In Illinois, for example, the state originally expected to cover about 199,000 people in 2014. Now, that number is at about 634,000—with most enrollees tending to be younger, white childless adults.
Likewise, the state of Washington estimated about 190,365 people would be enrolled by March—though it was actually around 535,000. Enrollment in Michigan shot up to 582,000 people, despite the state anticipating around 323,000 enrollees.
Separate from the population now eligible for Medicaid through the ACA expansion, some health policy experts say new attention to the program could create a “woodwork” effect for people who are eligible for traditional Medicaid but who didn’t enroll until now—meaning even more people on the Medicaid rolls.
In California, for example, enrollment for traditional Medicaid was about 200,000 people higher than expected, Politico noted.
The potential budget concerns for states that have expanded their Medicaid programs are being eyed closely by other states that haven’t expanded their programs, but are considering doing so in the future.
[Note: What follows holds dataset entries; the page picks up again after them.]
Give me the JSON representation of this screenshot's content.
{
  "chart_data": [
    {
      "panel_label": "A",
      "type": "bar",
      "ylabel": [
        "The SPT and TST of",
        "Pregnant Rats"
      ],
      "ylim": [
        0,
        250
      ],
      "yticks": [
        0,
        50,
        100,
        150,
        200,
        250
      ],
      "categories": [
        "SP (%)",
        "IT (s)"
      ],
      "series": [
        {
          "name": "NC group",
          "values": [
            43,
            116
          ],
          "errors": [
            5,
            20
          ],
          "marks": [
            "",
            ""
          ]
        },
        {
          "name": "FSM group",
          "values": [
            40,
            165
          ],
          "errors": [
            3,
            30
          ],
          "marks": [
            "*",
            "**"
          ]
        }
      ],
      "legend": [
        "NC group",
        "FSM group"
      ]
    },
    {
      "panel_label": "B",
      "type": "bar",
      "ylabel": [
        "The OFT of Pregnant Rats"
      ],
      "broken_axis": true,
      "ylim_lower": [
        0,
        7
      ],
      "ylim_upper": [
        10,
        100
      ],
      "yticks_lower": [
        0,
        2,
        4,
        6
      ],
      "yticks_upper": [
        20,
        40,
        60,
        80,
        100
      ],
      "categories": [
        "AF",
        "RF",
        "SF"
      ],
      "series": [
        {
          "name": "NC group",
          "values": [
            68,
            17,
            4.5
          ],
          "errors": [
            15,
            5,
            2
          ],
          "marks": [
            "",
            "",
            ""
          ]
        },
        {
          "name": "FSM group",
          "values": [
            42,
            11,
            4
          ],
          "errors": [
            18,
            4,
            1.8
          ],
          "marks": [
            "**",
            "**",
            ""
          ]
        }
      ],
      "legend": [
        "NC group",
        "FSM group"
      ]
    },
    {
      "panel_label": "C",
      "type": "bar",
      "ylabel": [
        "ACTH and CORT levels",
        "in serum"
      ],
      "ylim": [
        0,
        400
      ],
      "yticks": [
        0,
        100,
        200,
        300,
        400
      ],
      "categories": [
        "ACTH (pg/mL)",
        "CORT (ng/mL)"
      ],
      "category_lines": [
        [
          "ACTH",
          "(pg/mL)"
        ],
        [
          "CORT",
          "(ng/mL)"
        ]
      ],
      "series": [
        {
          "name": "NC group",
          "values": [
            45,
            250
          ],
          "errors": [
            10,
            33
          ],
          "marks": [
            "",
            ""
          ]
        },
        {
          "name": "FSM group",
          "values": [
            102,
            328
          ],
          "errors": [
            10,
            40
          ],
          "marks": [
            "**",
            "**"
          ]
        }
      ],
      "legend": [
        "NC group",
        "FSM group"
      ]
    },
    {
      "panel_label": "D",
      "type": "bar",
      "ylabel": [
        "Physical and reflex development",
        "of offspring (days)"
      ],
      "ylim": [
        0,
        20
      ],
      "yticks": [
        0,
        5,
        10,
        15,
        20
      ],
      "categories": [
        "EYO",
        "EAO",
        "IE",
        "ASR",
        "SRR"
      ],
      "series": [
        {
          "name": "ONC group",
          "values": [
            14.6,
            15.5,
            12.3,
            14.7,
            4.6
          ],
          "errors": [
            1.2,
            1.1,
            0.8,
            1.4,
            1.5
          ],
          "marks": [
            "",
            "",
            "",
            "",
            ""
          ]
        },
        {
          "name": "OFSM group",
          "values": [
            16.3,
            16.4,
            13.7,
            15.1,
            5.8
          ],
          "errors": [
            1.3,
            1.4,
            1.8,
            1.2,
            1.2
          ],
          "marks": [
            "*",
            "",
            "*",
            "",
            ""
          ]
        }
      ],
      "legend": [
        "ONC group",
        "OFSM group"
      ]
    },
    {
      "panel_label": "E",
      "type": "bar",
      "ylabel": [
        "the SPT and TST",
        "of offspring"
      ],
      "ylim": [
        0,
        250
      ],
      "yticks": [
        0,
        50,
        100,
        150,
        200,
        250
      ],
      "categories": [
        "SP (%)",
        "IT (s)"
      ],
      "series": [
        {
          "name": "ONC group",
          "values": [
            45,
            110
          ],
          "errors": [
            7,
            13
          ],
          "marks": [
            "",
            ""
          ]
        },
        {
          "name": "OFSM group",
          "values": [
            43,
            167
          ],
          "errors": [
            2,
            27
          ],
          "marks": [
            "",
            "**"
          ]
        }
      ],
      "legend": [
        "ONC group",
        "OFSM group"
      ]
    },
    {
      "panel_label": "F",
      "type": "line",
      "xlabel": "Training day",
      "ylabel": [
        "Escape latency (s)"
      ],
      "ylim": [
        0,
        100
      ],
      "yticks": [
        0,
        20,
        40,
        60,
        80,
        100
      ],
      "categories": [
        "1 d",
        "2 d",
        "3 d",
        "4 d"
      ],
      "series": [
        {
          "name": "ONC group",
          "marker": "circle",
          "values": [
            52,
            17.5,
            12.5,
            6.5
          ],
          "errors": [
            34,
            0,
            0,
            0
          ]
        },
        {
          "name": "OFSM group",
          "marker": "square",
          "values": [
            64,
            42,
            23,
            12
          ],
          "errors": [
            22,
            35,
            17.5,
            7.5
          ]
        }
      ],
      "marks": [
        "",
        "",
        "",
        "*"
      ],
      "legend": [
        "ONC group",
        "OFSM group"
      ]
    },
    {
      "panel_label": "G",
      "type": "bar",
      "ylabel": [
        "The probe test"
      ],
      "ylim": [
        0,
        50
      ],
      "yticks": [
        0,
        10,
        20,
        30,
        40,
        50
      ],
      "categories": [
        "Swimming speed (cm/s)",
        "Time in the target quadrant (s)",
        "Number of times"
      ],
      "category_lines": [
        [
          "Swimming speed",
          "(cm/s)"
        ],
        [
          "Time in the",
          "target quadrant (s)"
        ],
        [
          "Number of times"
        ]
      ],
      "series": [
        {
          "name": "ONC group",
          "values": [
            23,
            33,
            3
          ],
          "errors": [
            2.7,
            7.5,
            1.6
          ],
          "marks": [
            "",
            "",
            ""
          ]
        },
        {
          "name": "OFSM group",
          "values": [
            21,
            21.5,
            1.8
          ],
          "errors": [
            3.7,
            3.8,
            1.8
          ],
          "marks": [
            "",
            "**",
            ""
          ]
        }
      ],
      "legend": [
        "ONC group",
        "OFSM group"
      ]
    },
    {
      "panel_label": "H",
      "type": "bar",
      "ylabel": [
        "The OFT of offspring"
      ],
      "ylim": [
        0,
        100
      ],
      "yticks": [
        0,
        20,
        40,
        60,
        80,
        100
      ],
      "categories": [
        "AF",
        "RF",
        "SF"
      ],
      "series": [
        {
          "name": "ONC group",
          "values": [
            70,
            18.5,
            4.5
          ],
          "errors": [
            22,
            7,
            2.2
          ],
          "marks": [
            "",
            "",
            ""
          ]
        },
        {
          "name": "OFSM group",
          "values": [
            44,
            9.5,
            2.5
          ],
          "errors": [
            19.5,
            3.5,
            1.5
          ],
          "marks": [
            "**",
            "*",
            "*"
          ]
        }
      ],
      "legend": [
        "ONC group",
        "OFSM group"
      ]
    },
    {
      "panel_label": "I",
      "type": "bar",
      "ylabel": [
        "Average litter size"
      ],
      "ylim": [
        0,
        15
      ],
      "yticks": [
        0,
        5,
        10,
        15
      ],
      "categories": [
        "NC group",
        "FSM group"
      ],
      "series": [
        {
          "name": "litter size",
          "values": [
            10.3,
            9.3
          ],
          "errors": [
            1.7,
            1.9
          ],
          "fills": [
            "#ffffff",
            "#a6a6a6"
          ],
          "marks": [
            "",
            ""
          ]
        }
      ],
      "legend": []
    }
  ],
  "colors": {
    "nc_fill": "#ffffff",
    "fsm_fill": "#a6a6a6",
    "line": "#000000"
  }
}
Both Wisconsin and Florida state lawmakers are contemplating ways to expand their program.
Meanwhile, the states that have opted in are now looking at new enrollment numbers to figure out new cost estimates once the federal government stops picking up the entire check.
Of course, the good news is that since the Affordable Care Act took effect, the uninsured rate has dropped to the lowest level in recent history—with just 11.9 percent without health insurance. Much of that has to do with Medicaid expansion and the ACA’s health exchanges, among other provisions, including allowing children to be on their parent’s plan until age 26.